Viele der Wirtschaftsmaßnahmen – auch wenn deren Erfolgsbilanz umstritten ist – hatte US-Präsident Joe Biden lediglich nachjustiert, in den Grundzügen aber weiterverfolgt. Dass China eine Bedrohung für die USA sein soll, ist einer der wenigen Punkte, auf die sich Demokraten wie Republikaner einigen können.

Anders als Trump hatte sich Präsident Joe Biden aber darum bemüht, die schwer angeschlagenen Beziehungen zu stabilisieren. Etwa um die Kommunikation zwischen beiden Militärführungen wieder in Gang zu bringen. Eine wichtige Voraussetzung, um im Krisenfall deeskalieren zu können. Ob die neue Trump-Administration mit ähnlich viel Rücksicht agieren wird, erscheint eher fraglich.
Offen ist, wie Peking auf eine solche Politik reagieren könnte. Auch China hat Möglichkeiten, amerikanische Firmen unter Druck zu setzen. Donald Trumps Wahlhelfer Elon Musk etwa betreibt die größte Tesla-Fabrik in Shanghai, nach den USA ist China der wichtigste Absatzmarkt für den Autohersteller. Gleichzeitig ist China wichtigster Hersteller von seltenen Erden, die wichtig sind für die Produktion vieler Techgeräte. In der Vergangenheit hat Peking bereits gedroht, die Ausfuhr in die USA zu beschränken.
Als Donald Trump 2016 gewählt wurde, war das in Peking anfangs Grund zu Spott. Die angeschlagene Demokratie gehört zu den Lieblingsthemen der Staatspresse, die gerne die amerikanische Dysfunktionalität in den Vordergrund stellt – und sich selbst als bessere Demokratie. Außenpolitisch inszenierte sich Xi Jinping zunächst recht erfolgreich als Verteidiger von Globalisierung und freien Märkten. Seitdem hat sich das Verhältnis zwischen China und vielen seiner Handelspartner aber deutlich eingetrübt, viele nehmen Peking seine Versprechen von Öffnung und Reformen nicht mehr ab.
Trotzdem dürfte Peking davon profitieren, wenn Spannungen zwischen Europa und den USA zunehmen.
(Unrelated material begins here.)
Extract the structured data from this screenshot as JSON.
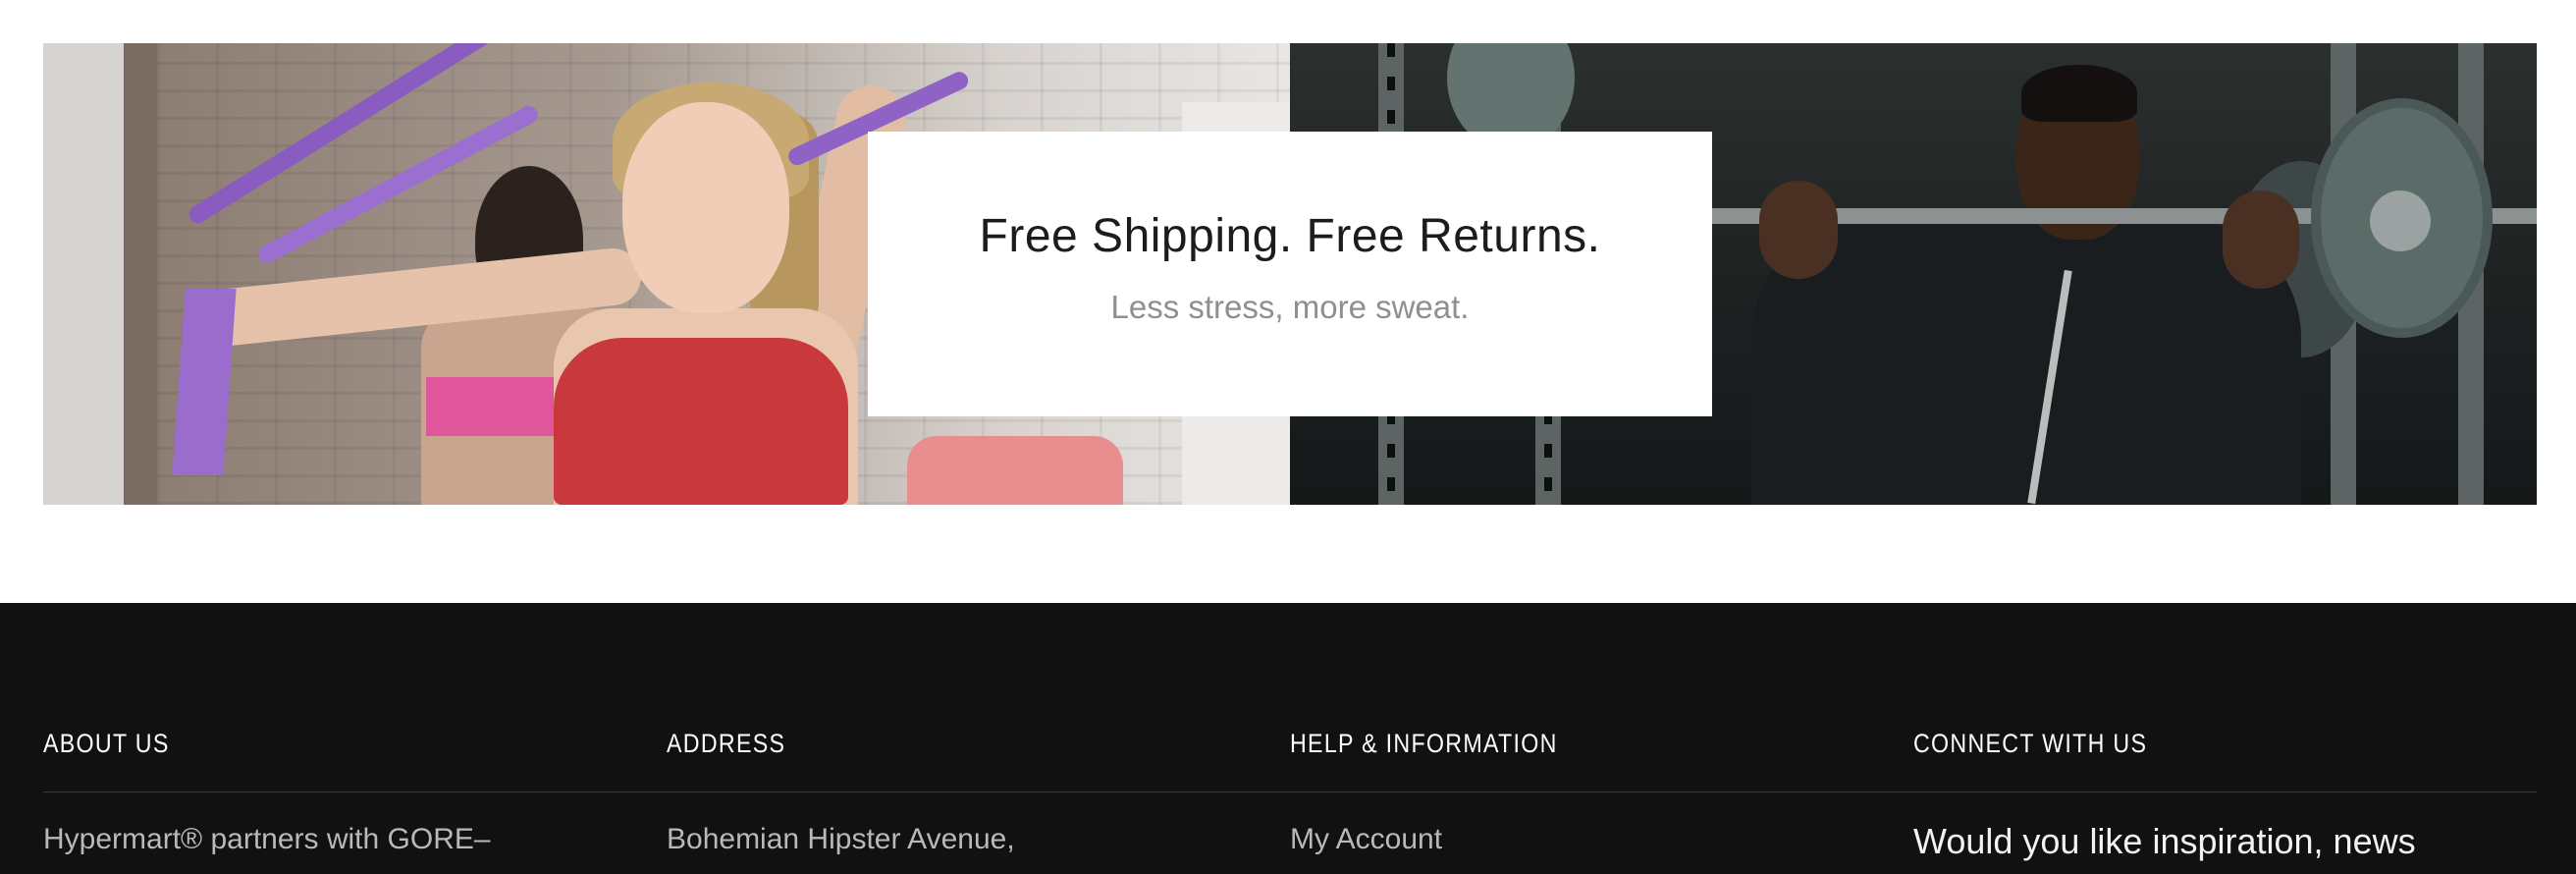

Im Ukraine-Krieg steht China fest an Russlands Seite, in der Nato sieht Peking eine „Kriegsmaschine“, die Chaos in der Welt stiftet. Auch eine Umkehr von Bidens Bündnispolitik im Indopazifik wäre in Pekings Sinne. Der US-Präsident setzte auf militärische Allianzen, um Chinas Expansionspolitik im Südchinesischen Meer und gegenüber Taiwan entgegenzuwirken. Trumps Wiederwahl stellt die Sicherheit des Inselstaates infrage. Wiederholt hatte sich Trump geweigert, ein klares Bekenntnis für Taiwan abzugeben.
Dementsprechend war am Donnerstag in Chinas sozialen Medien auch Häme zu lesen. So teilten viele eine Collage aus Bildern. Darauf waren neben Kamala Harris auch Ukraine-Präsident Wolodimir Selenskij und Taiwans Präsident William Lai zu sehen. Dazu der Kommentar: Die größten Verlierer der Wahl.